In a proof of concept experiment designed to test the platform for screening biochemical reactions, the researchers loaded target and cargo reactors with alkaline phosphatase and a profluorescent substrate (fluorescein diphosphate, FDP), respectively. The reaction between these two molecules leads to FDP hydrolysis and formation of the fluorescent product (fluorescein). Tracking over 1,900 target reactors throughout the process of incubation, the team confirmed that product was generated in some 88% of the reactors. Repeating the experiment also demonstrated the reproducibility of the technique: each time the percentage of active reactors was about 80–90%.
The system was then applied to test a range of reaction types, including the peroxidise-catalyzed formation of resorufin by reaction with Amplex Red, and the activity of Thermomyces lanuginosus lipase (TLL), a membrane-dependent lipase that is activated on binding to the inner lipid walls of the reactor. This combined data demonstrated the potential of the platform for operating diverse biochemical reactions, the authors state.

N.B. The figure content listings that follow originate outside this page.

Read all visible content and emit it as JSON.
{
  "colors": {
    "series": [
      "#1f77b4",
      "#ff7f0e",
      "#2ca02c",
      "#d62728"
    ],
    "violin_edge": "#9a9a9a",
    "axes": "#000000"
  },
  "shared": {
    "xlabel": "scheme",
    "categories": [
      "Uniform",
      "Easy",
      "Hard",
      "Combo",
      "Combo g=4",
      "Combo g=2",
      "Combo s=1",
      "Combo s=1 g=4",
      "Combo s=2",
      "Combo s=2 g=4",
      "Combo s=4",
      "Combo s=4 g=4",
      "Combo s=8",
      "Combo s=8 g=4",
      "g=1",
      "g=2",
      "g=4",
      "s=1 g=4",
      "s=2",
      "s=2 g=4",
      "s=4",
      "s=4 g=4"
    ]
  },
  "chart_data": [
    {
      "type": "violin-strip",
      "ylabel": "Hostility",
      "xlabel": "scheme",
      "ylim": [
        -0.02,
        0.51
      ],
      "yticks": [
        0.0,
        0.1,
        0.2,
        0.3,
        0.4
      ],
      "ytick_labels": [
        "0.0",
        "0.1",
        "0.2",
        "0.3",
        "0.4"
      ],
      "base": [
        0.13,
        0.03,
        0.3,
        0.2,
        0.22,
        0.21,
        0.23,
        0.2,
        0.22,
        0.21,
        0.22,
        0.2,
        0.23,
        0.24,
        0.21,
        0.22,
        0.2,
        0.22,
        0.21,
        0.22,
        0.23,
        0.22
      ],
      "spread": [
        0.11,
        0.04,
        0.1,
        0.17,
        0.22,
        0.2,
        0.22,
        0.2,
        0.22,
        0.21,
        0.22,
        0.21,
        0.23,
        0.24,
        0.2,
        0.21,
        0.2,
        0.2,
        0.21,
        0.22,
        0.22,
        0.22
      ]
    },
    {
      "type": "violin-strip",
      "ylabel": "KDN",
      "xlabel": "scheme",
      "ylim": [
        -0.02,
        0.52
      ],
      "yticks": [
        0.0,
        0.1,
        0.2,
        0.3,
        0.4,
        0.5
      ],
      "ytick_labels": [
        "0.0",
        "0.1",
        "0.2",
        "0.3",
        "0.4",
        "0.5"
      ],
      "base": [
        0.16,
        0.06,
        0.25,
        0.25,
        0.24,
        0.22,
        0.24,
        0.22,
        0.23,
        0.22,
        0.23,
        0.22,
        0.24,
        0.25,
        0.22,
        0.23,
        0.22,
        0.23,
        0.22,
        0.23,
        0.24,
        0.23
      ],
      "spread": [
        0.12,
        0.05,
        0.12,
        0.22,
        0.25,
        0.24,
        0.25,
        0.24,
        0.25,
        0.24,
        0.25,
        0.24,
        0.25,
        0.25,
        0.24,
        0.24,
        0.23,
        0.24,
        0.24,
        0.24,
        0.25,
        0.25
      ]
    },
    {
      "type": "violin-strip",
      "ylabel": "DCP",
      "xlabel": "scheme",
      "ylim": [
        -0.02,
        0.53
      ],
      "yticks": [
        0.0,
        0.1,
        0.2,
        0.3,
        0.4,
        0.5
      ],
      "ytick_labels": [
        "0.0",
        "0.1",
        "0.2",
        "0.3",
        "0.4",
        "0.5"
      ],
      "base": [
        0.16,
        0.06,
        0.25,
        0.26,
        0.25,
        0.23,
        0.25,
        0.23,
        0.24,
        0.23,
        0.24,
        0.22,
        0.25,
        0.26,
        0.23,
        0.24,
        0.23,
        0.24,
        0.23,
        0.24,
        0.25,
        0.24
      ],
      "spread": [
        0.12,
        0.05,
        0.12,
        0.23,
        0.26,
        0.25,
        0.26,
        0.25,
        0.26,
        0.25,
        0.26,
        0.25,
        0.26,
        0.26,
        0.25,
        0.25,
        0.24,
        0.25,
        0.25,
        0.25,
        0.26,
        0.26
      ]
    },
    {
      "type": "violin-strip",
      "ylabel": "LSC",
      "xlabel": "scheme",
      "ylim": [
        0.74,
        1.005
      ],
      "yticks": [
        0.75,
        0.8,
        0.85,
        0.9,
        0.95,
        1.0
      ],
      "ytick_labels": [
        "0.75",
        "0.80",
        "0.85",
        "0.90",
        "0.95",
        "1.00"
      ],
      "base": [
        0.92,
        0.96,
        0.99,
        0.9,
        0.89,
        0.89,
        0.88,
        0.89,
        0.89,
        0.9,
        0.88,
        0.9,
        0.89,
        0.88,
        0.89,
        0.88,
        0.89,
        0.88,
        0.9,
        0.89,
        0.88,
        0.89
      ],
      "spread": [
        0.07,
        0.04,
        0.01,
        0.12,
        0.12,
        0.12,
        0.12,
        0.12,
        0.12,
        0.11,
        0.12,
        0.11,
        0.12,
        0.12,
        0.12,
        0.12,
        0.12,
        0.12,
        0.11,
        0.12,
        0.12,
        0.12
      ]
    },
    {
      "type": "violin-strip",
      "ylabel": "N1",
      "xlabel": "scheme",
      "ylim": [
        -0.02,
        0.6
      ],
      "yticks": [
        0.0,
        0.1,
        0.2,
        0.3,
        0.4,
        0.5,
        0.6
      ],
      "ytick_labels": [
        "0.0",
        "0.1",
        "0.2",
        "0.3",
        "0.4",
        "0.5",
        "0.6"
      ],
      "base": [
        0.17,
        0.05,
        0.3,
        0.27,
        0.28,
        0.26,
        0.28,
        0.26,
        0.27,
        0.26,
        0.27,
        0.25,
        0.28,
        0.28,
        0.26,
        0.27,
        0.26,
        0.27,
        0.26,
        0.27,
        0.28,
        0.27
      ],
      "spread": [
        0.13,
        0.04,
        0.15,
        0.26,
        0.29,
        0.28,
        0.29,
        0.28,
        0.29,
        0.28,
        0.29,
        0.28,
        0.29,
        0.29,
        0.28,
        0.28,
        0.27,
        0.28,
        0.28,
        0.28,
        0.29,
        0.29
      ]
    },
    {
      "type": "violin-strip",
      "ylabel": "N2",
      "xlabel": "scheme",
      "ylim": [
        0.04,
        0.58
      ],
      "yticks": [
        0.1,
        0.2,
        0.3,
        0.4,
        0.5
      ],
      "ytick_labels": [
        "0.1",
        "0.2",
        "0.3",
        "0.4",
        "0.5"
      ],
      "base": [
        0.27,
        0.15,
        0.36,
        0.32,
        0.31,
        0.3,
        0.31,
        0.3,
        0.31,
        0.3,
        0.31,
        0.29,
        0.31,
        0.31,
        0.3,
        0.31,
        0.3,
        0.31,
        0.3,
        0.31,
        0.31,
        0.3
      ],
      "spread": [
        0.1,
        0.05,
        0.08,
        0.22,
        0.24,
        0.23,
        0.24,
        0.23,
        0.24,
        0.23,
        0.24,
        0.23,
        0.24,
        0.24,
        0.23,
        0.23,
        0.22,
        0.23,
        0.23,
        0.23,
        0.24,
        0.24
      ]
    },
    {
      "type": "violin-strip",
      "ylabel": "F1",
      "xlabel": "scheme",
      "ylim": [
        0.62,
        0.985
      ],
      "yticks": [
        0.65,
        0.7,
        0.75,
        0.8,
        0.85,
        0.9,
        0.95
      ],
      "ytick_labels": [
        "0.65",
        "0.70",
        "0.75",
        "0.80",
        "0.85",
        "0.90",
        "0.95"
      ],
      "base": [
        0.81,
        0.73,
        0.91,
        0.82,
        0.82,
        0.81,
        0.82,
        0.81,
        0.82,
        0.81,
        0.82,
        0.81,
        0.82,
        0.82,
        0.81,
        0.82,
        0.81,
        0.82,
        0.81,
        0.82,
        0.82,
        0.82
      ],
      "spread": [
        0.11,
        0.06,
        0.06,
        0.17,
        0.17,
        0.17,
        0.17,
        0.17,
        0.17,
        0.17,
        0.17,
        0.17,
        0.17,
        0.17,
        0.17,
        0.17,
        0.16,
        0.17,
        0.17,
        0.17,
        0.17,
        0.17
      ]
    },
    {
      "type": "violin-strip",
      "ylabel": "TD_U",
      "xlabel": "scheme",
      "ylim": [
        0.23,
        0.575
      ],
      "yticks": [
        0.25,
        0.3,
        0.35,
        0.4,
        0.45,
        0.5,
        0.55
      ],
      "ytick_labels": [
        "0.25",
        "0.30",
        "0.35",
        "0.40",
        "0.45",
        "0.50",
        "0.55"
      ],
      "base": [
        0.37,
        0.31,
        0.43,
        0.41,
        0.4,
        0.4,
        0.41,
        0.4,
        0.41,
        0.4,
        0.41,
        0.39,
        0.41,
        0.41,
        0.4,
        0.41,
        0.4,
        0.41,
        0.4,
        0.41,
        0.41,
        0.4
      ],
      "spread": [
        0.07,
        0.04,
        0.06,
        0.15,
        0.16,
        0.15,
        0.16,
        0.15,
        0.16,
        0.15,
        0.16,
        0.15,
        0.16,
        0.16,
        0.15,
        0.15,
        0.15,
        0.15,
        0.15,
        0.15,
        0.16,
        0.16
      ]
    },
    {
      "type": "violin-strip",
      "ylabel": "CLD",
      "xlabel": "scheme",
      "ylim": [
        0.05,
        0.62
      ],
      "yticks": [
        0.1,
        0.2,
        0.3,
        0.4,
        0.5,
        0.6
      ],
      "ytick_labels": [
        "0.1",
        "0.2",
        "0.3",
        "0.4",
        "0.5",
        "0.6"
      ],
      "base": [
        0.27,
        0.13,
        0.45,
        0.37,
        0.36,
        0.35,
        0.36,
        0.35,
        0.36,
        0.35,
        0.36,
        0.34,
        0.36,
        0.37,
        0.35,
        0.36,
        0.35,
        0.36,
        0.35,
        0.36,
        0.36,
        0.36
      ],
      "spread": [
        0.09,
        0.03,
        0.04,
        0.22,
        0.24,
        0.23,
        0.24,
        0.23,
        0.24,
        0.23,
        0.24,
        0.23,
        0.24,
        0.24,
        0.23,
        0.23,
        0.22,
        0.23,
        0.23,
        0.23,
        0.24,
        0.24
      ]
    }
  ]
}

They next tested whether there was any leakage associated with SUV fusion, by loading the immobilized target reactors with a water-soluble fluoscent molecule (Alexa 488 hydrazide), and monitoring whether there was any leakage during cargo-target reactor fusion. Encouragingly, the results indicated that no leakage occurred during content mixing and reaction.
Finally, the team optimized construction of the lipid vesicles so that after fusion of one cargo SUV to its target SUV, the target would undergo minimal neutralization of charge, and thus allow subsequent fusions to occur. To achieve this they decreased the total lipid mass ratio of the cargo to target reactor, by extruding them at 50 nm and 400 nm, respectively. This modification allowed at least a third of the target reactors to undergo two rounds of fusion, and some underwent three or even four.
The authors claim the platform represents one of the most advanced examples of functional nanoscale self-assembly with three-dimensional components, and will provide a foundation for further modifications to increase its utility even further. Such modifications could include developing high-density microarrays of single nanoreactors, using complementary DNA oligos to direct the fusion of specific cargo/target reaction pairs, or applying in situ sequencing technologies to barcode the products of random reactions. “The development of such ultrasmall-volume fluidic platforms will lead to novel ways to implement the simultaneous screening of biochemical properties, molecular function, or confined chemical reactions over millions of samples while consuming total reagent volumes of a few picolitres,” they conclude.